The two parental mutant lines were cultivated in our laboratory to create an appropriate mapping population for constructing a high-density linkage map [2, 34]. The originating line of HTS-1, CSTP, belongs to a population subgroup distinct from CM28TP, based on an analysis with sequence-related amplified polymorphism (SRAP) markers [34]. Thus, the founder parents were expected to yield F1 hybrids sufficiently heterozygous for generating an informative F2 mapping population. Additionally, Pis1 interference can be excluded when mapping hts because both parents possess Pis1. We screened 1,457,623 SNPs from CM28TP and HTS-1; from these, 2684 polymorphic bin markers were identified for high-density linkage map construction. Bin-marker distribution across 21 linkage groups corresponded to the base chromosome number (n = 21) of common wheat. The total map length (2779.96 cM) was longer than a previous CM28 × CM28TP linkage map (2371.4 cM) constructed on the basis of 200 F2 plants and using 1987 bin markers [19]. The 2684 SNPs markers were identified across the three wheat genomes A, B, and D. The highest number of markers was found in the A genome, while the lowest was found in the D genome. In particular, only 11 markers were found for 4D. This poor representation of the D genome indicates a lower genetic diversity due to the low frequency of recombination and polymorphism [35, 36].
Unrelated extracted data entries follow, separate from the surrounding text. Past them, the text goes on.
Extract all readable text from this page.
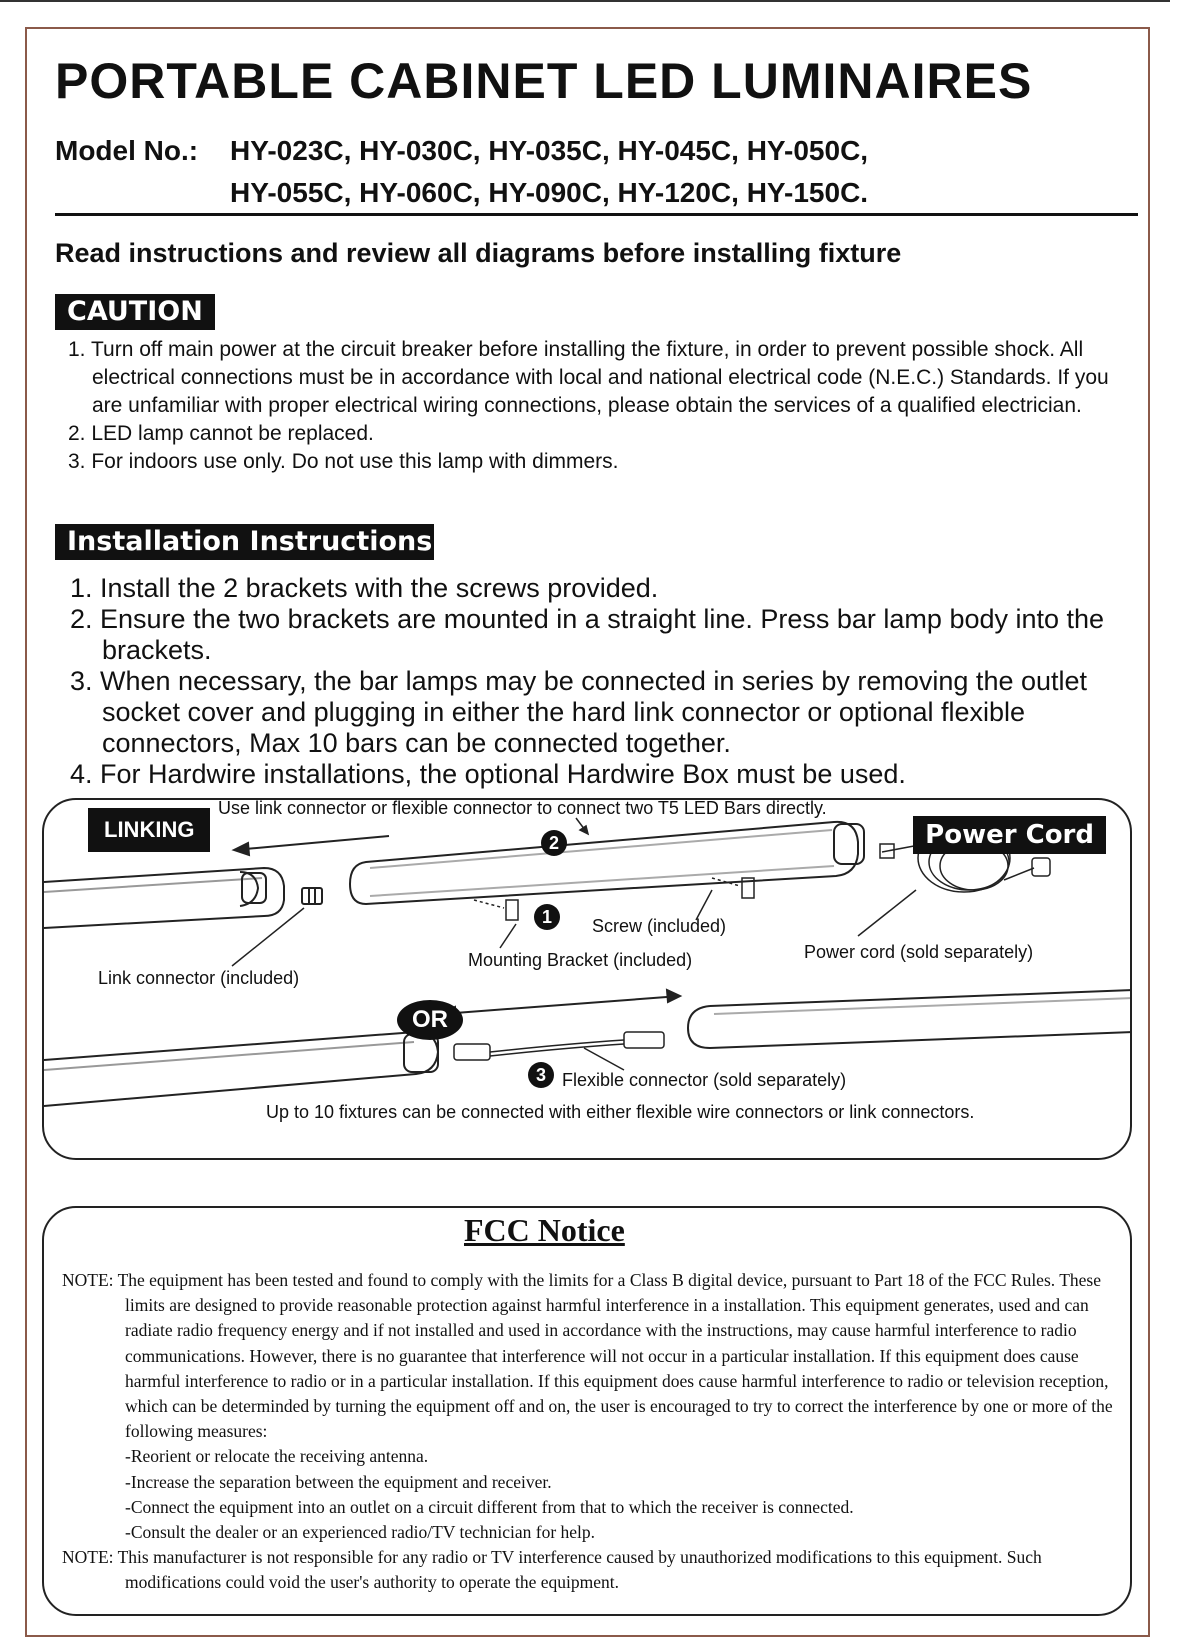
PORTABLE CABINET LED LUMINAIRES
Model No.: HY-023C, HY-030C, HY-035C, HY-045C, HY-050C,
HY-055C, HY-060C, HY-090C, HY-120C, HY-150C.
Read instructions and review all diagrams before installing fixture
CAUTION
1. Turn off main power at the circuit breaker before installing the fixture, in order to prevent possible shock. All electrical connections must be in accordance with local and national electrical code (N.E.C.) Standards. If you are unfamiliar with proper electrical wiring connections, please obtain the services of a qualified electrician.
2. LED lamp cannot be replaced.
3. For indoors use only. Do not use this lamp with dimmers.
Installation Instructions
1. Install the 2 brackets with the screws provided.
2. Ensure the two brackets are mounted in a straight line. Press bar lamp body into the brackets.
3. When necessary, the bar lamps may be connected in series by removing the outlet socket cover and plugging in either the hard link connector or optional flexible connectors, Max 10 bars can be connected together.
4. For Hardwire installations, the optional Hardwire Box must be used.
LINKING
Use link connector or flexible connector to connect two T5 LED Bars directly.
Power Cord
2
1	Screw (included)
Mounting Bracket (included)
Link connector (included)
Power cord (sold separately)
OR
3 Flexible connector (sold separately)
Up to 10 fixtures can be connected with either flexible wire connectors or link connectors.
FCC Notice
NOTE: The equipment has been tested and found to comply with the limits for a Class B digital device, pursuant to Part 18 of the FCC Rules. These limits are designed to provide reasonable protection against harmful interference in a installation. This equipment generates, used and can radiate radio frequency energy and if not installed and used in accordance with the instructions, may cause harmful interference to radio communications. However, there is no guarantee that interference will not occur in a particular installation. If this equipment does cause harmful interference to radio or in a particular installation. If this equipment does cause harmful interference to radio or television reception, which can be determinded by turning the equipment off and on, the user is encouraged to try to correct the interference by one or more of the following measures:
-Reorient or relocate the receiving antenna.
-Increase the separation between the equipment and receiver.
-Connect the equipment into an outlet on a circuit different from that to which the receiver is connected.
-Consult the dealer or an experienced radio/TV technician for help.
NOTE: This manufacturer is not responsible for any radio or TV interference caused by unauthorized modifications to this equipment. Such modifications could void the user's authority to operate the equipment.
Using the constructed linkage map, we were able to identify and map hts, locating it on chromosome 4A between GBS-SNP markers 4_109 and 4A_119 (genetic distance: 2.0 cM, physical distance: 5.2 Mb). We then identified a gene, TaWin1, upregulated in HTS-1 PS and P. The sequence of TaWin1 showed high similarity in CM28TP and HTS-1, in particular, their ORF sequences were identical, with only two T nucleotides inserted downstream of the ORF in HTS-1. However, this gene had unusually high expression during the pistil and stamen-differentiating stages of HTS-1 and was primarily expressed in PS. Therefore, we speculate that the pistillody trait is not caused by a change in the amino acid sequence of TaWIN1 but may be related to the overexpression of the TaWin1 gene in wheat. It remains to be studied whether the insertion of the two T nucleotides downstream of the ORF in HTS-1 is the cause of TaWin1 overexpression.

The Win gene was first isolated from potato and Win is mainly involved in wound-healing mechanisms. Ethylene upregulates Win-encoded mRNA [37, 38]. Numerous studies have shown that exogenous ethylene induces male sterility (cytoplasmic, nuclear, or thermosensitive) in many crops, including wheat, specifically through altering endogenous ethylene content [39,40,41]. However, we have no direct data on the role of Win in flower development. Therefore, future studies should examine the relationship between ethylene, pistillody, and Win genes in detail.

Conclusion

In the present study, we constructed a high-density linkage map using the F2 population of a cross between HTS-1 and CM28TP. Using this linkage map, we mapped hts between GBS-SNP markers 4A_109 and 4A_119, separated by a genetic distance of 2.0 cM and a physical distance of 5.2 Mb. Of the 752 protein-coding genes around the two markers, we identified TaWin1 as the possible candidate gene for hts. Real-time PCR supported this conclusion through demonstrating extremely high expression of TaWin1 gene during the pistil-and-stamen-differentiating stage of HTS-1, as well as preferential expression in PS.Therefore, overexpression of TaWin1 in the wheat mutant likely results in the transformation of stamens into pistils.